Поляк посмотрел на Ульды внимательно, стараясь понять дурак ли тот или просто прикидывается. Но махнул рукой, давая понять, что спор окончен.
– А вот интересно… Тут тигры есть?.. – Все не успокаивался Пашка.
Но Федя отрезал.
– Заткнись. Накличешь.
***
– Интересно, а тигры тут есть?.. – спросил Данилин, сжимая в руках карабин.
– Тигры?.. А отчего вы это спрашиваете?..
– Я читал об этом крае, о городах. У Иркутска в гербе бобер с соболем в зубах…
– Что за чушь!.. – возмутился Попов.
– Это ошибка. Здесь когда-то водился тигр, на местном наречии «бабр». И когда город получал герб, при переписке с Петербургом произошла ошибка… Бабр стал бобром… Высочайше повелели изобразить на гербе именно бобра.
– Откуда вы это знаете?..
– После прибытия с Чукотки стало интересно узнать, в каких краях остался Аркадий Петрович. Он вообще говорил, что полезно узнавать новое о мире окружающем. Вот я пошел в публичную библиотеку…

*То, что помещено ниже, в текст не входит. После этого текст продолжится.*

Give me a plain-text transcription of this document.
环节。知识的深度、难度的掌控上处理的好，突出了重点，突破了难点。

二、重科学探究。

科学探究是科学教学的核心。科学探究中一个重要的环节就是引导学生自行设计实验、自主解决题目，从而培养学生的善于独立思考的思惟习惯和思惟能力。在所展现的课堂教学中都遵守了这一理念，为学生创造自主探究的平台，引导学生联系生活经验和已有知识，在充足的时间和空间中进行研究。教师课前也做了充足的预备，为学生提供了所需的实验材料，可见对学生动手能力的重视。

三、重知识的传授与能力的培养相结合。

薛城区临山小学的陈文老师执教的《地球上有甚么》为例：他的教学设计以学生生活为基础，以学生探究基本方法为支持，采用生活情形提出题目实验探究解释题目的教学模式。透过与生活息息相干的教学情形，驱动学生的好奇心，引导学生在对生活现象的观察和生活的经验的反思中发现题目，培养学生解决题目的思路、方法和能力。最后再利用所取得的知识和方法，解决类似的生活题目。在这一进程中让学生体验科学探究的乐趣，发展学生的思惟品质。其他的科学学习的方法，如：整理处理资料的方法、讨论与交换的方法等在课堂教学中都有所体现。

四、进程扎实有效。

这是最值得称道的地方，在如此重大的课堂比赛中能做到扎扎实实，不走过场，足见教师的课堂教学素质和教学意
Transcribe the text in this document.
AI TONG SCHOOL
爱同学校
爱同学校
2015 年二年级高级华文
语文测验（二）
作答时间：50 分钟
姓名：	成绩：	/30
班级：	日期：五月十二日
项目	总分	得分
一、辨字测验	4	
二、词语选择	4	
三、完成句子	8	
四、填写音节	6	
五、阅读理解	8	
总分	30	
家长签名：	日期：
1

– Надо же. Я в вашем возрасте интересовался публичными но не библиотеками, а домами…
– У меня есть невеста, – ответил Андрей и почему-то зарделся.
Впрочем, отчего «почему-то». Зарделся он от своей наглости: Алена Викторовна была невестой только в его местах.
Меж тем, Попов как раз пробирался валежнику и неловкости Андрея не заметил.